Friday, September 7, 2012

Possibly the Toughest Event on the Planet

That would be the Tough Mudder.  I won't be going, but my son Caleb will.  He registered long ago and paid his fee and is just about piddling himself with excitement now that the event is almost here.  Sunday he will go and participate in this grueling event, with all registration fees going to a good cause.  He has been working out hard for the last year, and he feels he is at his peak fitness and ready to go.

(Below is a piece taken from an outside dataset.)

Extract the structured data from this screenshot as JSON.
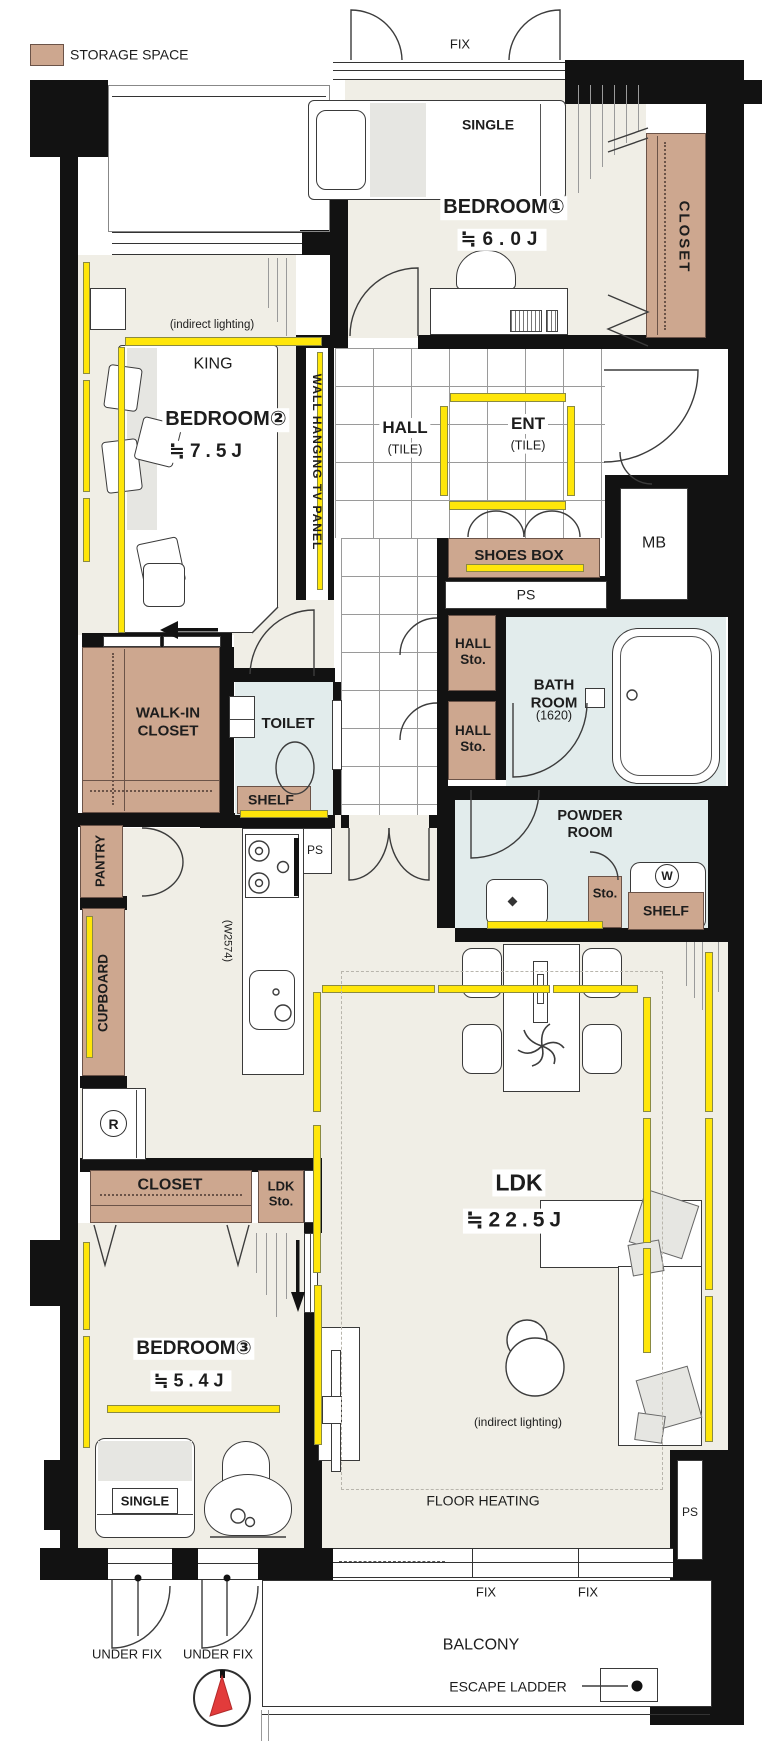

If you are not familiar with this event, here is what the official website of the Tough Mudder says:  "Tough Mudder events are hardcore 10-12 mile obstacle courses designed by British Special Forces to test your all around strength, stamina, mental grit, and cameraderie.

With the most innovative courses, half a million inspiring participants, and more than $3 million raised for the Wounded Warrior Project, Tough Mudder is the prenier adventure challenge series in the world."

Furthermore, "Tough Mudder is not your average lame-ass mud run or spirit-crushing 'endurance' road race.  It's Ironman meets Burning Man, and it is coming to a city near you...."

Caleb will be traveling about 2 1/2 hours to Frederick, Maryland this Sunday for the event.  I will make him vow to find a hotel room if he is too tired to safely drive home after the Mudder.

You may be wondering why, as his mother, will I not be going to cheer him on?  I have some thoughts on the whole deal, and here they are:

1.  Someone has to take care of Caleb's puppy.  Dogs are not allowed in the viewing areas.  I know, that would seem to sound like a cop-out.

2.  I fear that if I went, I could possibly suffocate in the oxygen-depleted testosterone-heavy atmosphere.

3.  I myself could possibly die of a heart attack watching my son doing all means of potentially harmful stunts.  (Kinda like when he went bungee jumping in New Zealand.  My heart can only take so much stress.)

4.  I do not want to watch my son crawl through the mud under the dangling electrically charged hanging ropes.

5.  I'm sure when he returns home I will hear all the glorious details of how awful and painful and amazing it was.

In case you want to see more of what's ahead for Caleb, watch this:

So, go get 'em Caleb!  Be safe!  Have fun!


  1. WOW! That does look grueling [understatement of the month] but for such a great cause. Tell him we said thank you. :)
    We live in that part of the world [about 30 minutes from Frederick] and I have never heard of it. I must live in a cave? Or a mud bog?
    Take good care of his puppy - and I completely understand the [real] reasons you are staying put.
    Me too.

  2. Sounds like that is something like the Iron Man event but a little dirtier (grin).

  3. Now, see, that is something that my husband would also piddle himself over in excitement. He loves to push himself physical and wants to train for a triathalon. I, on the other hand, would consider the Tough Mudder TORTURE. Literal torture. I would be crying and vomiting and begging to go home.

  4. Does Caleb know you are telling his piddling secret?
    Jo is doing the tough mudder too. I wish I could go!!